I had called time on this before, in September 2009, yet somehow kept the work sputtering along while looking for ways to fund it. The experience of trying to do that was deeply unsatisfying. What little work I managed to get done in that last year is of a greatly diminished ambition. I’d have been pleased enough with it five or more years before, but it’s a shadow of what I have since seen can be achieved when freed from the ever-present need to make this sort of work pay its own way.

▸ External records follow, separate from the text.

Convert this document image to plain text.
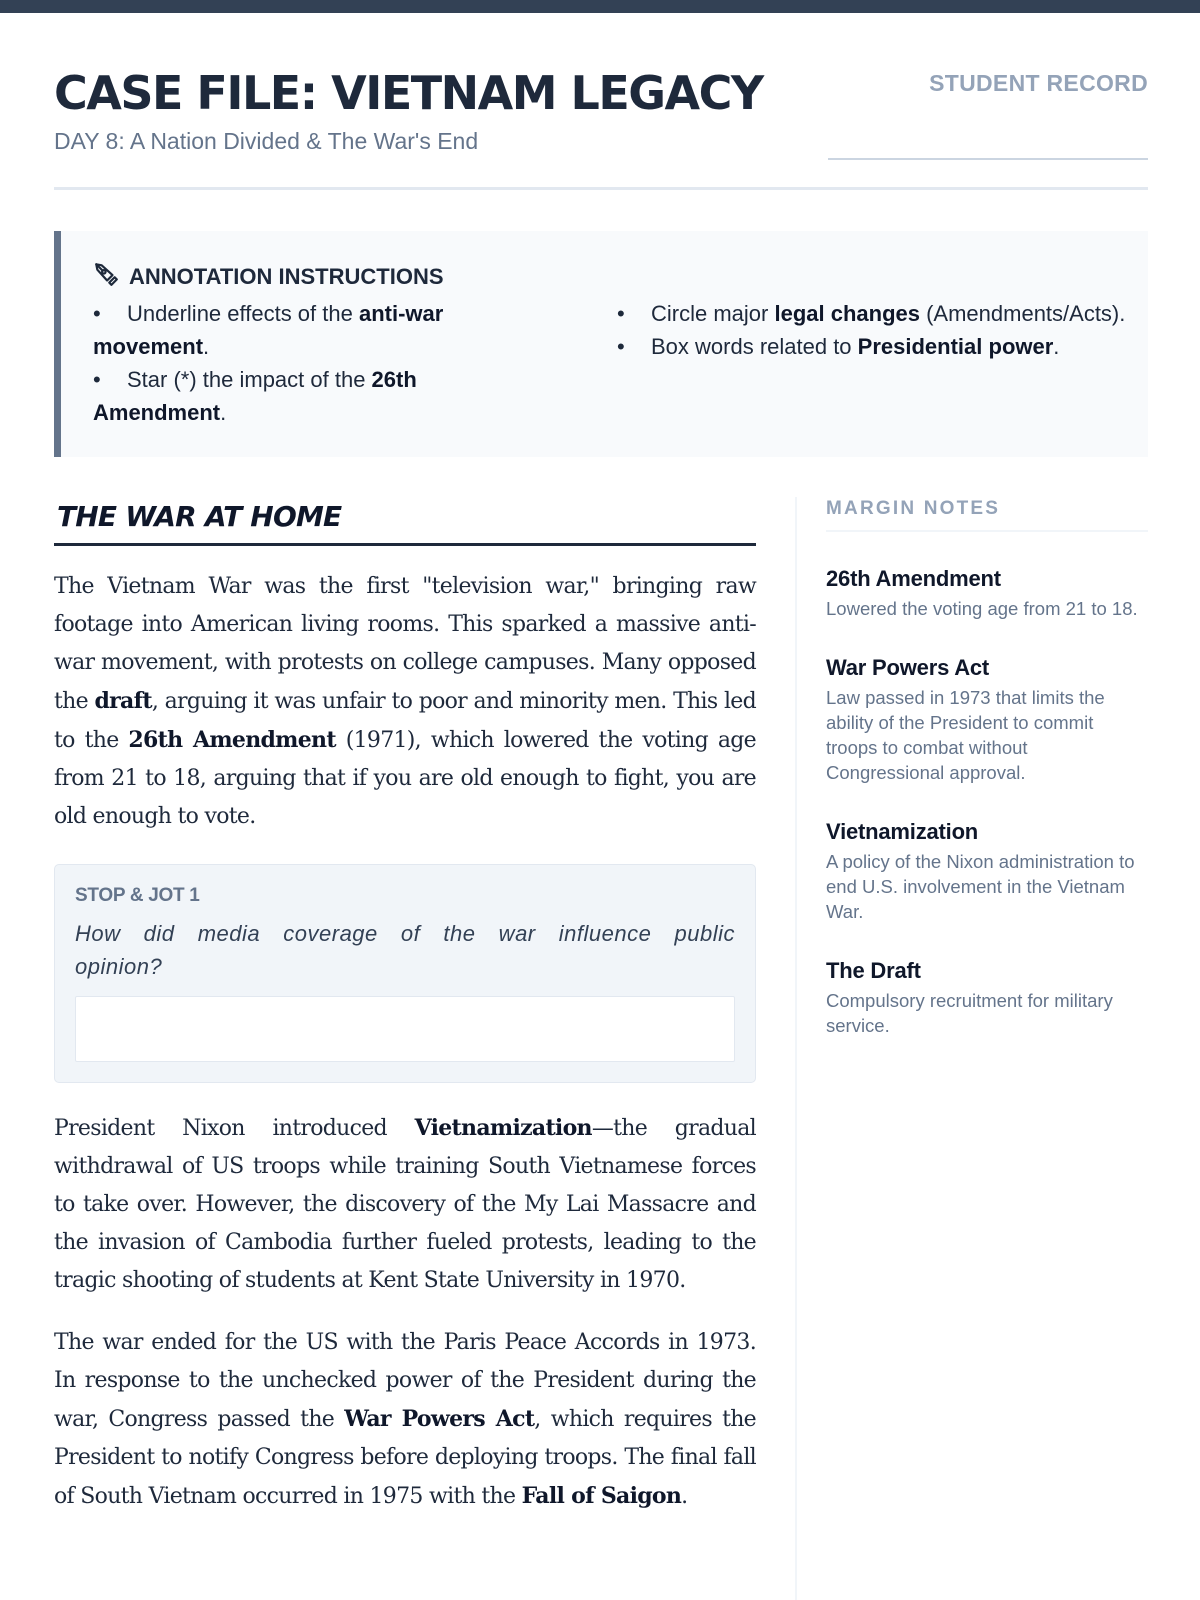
CASE FILE: VIETNAM LEGACY
DAY 8: A Nation Divided & The War's End
STUDENT RECORD
ANNOTATION INSTRUCTIONS
• Underline effects of the anti-war movement.
• Star (*) the impact of the 26th Amendment.
• Circle major legal changes (Amendments/Acts).
• Box words related to Presidential power.
THE WAR AT HOME

The Vietnam War was the first "television war," bringing raw footage into American living rooms. This sparked a massive anti-war movement, with protests on college campuses. Many opposed the draft, arguing it was unfair to poor and minority men. This led to the 26th Amendment (1971), which lowered the voting age from 21 to 18, arguing that if you are old enough to fight, you are old enough to vote.

STOP & JOT 1
How did media coverage of the war influence public opinion?

President Nixon introduced Vietnamization—the gradual withdrawal of US troops while training South Vietnamese forces to take over. However, the discovery of the My Lai Massacre and the invasion of Cambodia further fueled protests, leading to the tragic shooting of students at Kent State University in 1970.

The war ended for the US with the Paris Peace Accords in 1973. In response to the unchecked power of the President during the war, Congress passed the War Powers Act, which requires the President to notify Congress before deploying troops. The final fall of South Vietnam occurred in 1975 with the Fall of Saigon.

MARGIN NOTES
26th Amendment
Lowered the voting age from 21 to 18.
War Powers Act
Law passed in 1973 that limits the ability of the President to commit troops to combat without Congressional approval.
Vietnamization
A policy of the Nixon administration to end U.S. involvement in the Vietnam War.
The Draft
Compulsory recruitment for military service.
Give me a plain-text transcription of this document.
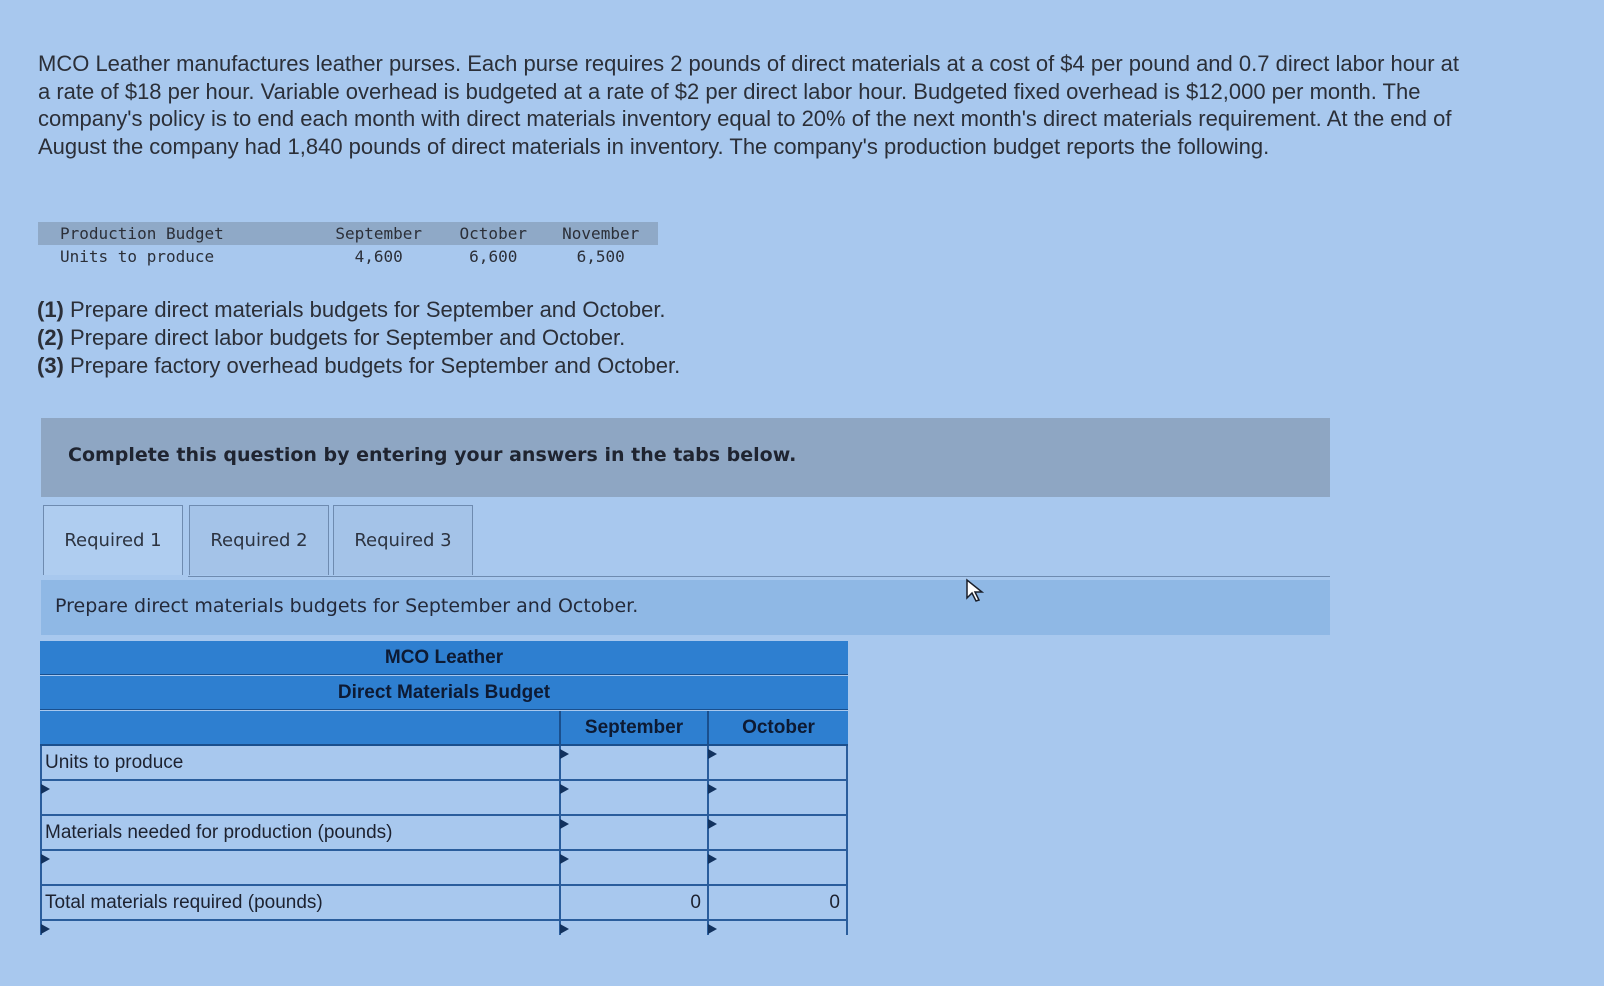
MCO Leather manufactures leather purses. Each purse requires 2 pounds of direct materials at a cost of $4 per pound and 0.7 direct labor hour at a rate of $18 per hour. Variable overhead is budgeted at a rate of $2 per direct labor hour. Budgeted fixed overhead is $12,000 per month. The company's policy is to end each month with direct materials inventory equal to 20% of the next month's direct materials requirement. At the end of August the company had 1,840 pounds of direct materials in inventory. The company's production budget reports the following.

Production Budget	September	October	November
Units to produce	4,600	6,600	6,500
(1) Prepare direct materials budgets for September and October.
(2) Prepare direct labor budgets for September and October.
(3) Prepare factory overhead budgets for September and October.
Complete this question by entering your answers in the tabs below.
Required 1	Required 2	Required 3
Prepare direct materials budgets for September and October.
MCO Leather
Direct Materials Budget
September	October
Units to produce
Materials needed for production (pounds)
Total materials required (pounds)	0	0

The last set of links gets you to the 329 pages that were added or substantially revised in the not-quite-a-year before suspension in September 2009, as I rushed to have something to show for the years I had committed to this documentation project. If those pages do not themselves demonstrate the project’s worth as a public good, then neither will any amount of additional writing, and the experiment is better judged a failure. That’s a shame. There is so much more to find out and write up, so few who try, and hardly anyone who does it well enough that it might be sensible to imagine relying on it. How much innovation in interacting with Windows has been missed because nobody knew quite enough about Windows even to see the possibility? For all that’s written about crowds pooling their wisdom to produce commercial-quality work for the public benefit, you might think they’d have done better at the question of what’s in the world’s most-used software.
There are older pages, of course, many from as long ago as 2004 and some from as far back as 1997. But I did not start listing them by date until late 2008. Until someone asked, it just never occurred to me that anyone would want them listed by date. Pages from before 2007 were first a different website with a different hierarchy.